28. The Final Showdown
The big fight between the hero and the villain at the end of the book. Blunders to avoid.
29. Pacing
Tricks for fast pace. Word choices and sentence structures. When and how to slow the pace. Blunders to avoid.
30. Euphonics
Subtle techniques for creating a mood of foreboding, fear, hard action, defeat or victory.
31. Sabre-Sharp Dialogue
How to make it sound real. Witty zingers. Catchphrases. Blunders to avoid.
32. Background Music
Tunes to put you in the mood.
33. Research
Where to find out more.
34. Excerpts
Two fight scenes by Rayne Hall: excerpts from Storm Dancer and Scylla and the Pepper Pirates.
INTRODUCTION
This book will help you to write a fight scene which is entertaining as well as realistic, and leaves the reader breathless with excitement.
You may be clueless about fighting matters, as many authors are. The book will show you step-by-step to write plausible fights and avoid blunders.

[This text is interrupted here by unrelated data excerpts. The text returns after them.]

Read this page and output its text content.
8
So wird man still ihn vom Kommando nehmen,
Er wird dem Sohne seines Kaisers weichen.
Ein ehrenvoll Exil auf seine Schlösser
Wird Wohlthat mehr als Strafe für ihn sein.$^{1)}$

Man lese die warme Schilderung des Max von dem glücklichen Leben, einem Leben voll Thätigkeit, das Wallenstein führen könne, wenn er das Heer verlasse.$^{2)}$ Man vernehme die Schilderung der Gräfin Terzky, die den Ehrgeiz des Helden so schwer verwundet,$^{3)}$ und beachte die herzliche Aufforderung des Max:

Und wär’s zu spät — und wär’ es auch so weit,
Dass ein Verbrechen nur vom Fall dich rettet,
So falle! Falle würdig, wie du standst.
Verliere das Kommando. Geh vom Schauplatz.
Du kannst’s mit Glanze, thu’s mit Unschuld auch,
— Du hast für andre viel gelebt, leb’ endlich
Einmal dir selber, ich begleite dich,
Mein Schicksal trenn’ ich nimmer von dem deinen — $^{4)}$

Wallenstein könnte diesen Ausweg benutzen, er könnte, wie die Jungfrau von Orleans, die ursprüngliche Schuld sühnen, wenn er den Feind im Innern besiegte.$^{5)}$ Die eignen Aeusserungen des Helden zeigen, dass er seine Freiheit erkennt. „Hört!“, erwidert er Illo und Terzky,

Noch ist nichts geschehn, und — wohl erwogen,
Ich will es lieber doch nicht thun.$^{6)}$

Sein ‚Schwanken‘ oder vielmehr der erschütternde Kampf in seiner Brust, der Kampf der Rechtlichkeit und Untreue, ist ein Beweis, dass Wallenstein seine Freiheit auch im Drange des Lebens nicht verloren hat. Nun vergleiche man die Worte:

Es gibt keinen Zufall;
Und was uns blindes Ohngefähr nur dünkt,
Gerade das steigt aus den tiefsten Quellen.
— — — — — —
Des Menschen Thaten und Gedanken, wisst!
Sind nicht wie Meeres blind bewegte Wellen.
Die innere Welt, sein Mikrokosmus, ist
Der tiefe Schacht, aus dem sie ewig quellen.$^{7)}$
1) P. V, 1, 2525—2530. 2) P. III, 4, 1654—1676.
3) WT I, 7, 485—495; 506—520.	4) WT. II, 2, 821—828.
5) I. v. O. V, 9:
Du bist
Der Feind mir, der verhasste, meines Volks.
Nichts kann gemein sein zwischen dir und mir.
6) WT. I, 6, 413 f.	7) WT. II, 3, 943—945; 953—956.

On the other hand, you may be a skilled martial artist, a military historian or a combat veteran. Then the book will guide you to turn your knowledge into vivid fiction.
I'll give you a six-part structure to use as blueprint for your scene, and reveal tricks how to combine fighting with dialogue, which senses to use when and how, and how to stir the reader's emotions. You'll decide how much violence your scene needs, what's the best location, how your heroine can get out of trouble with self-defence and how to adapt your writing style to the fast pace of the action. There will be sections on female fighters, male fighters, animals and weres, psychological obstacles, battles, duels, brawls, riots and final showdowns. For the requirements of your genre, there is even advice on how to build erotic tension in a fight scene, how magicians fight, how pirates capture ships and much more. You will learn about different types of weapons, how to use them in fiction, and how to avoid embarrassing blunders.
A few years ago, when I struggled with my fight scenes, I looked for guidance and found none. So I set about discovering for myself what makes a great fight scene. I studied famous fight scenes in classic literature and in modern thrillers, observed their structure and analysed their techniques. Armed with these insights, I wrote fight scenes which enthralled the readers. Before long, other writers asked me to help me improve their fights. From there, it was a small step to teaching online classes in Writing Fight Scenes. All the time, I continued studying the subject and adding to my knowledge.
When I look back on my early fight scene attempts, I cringe - the mistakes are so glaring, the structure so awkward, the style so embarrassing. Now I know how to make a fight scenes work, and I want to share these techniques with you.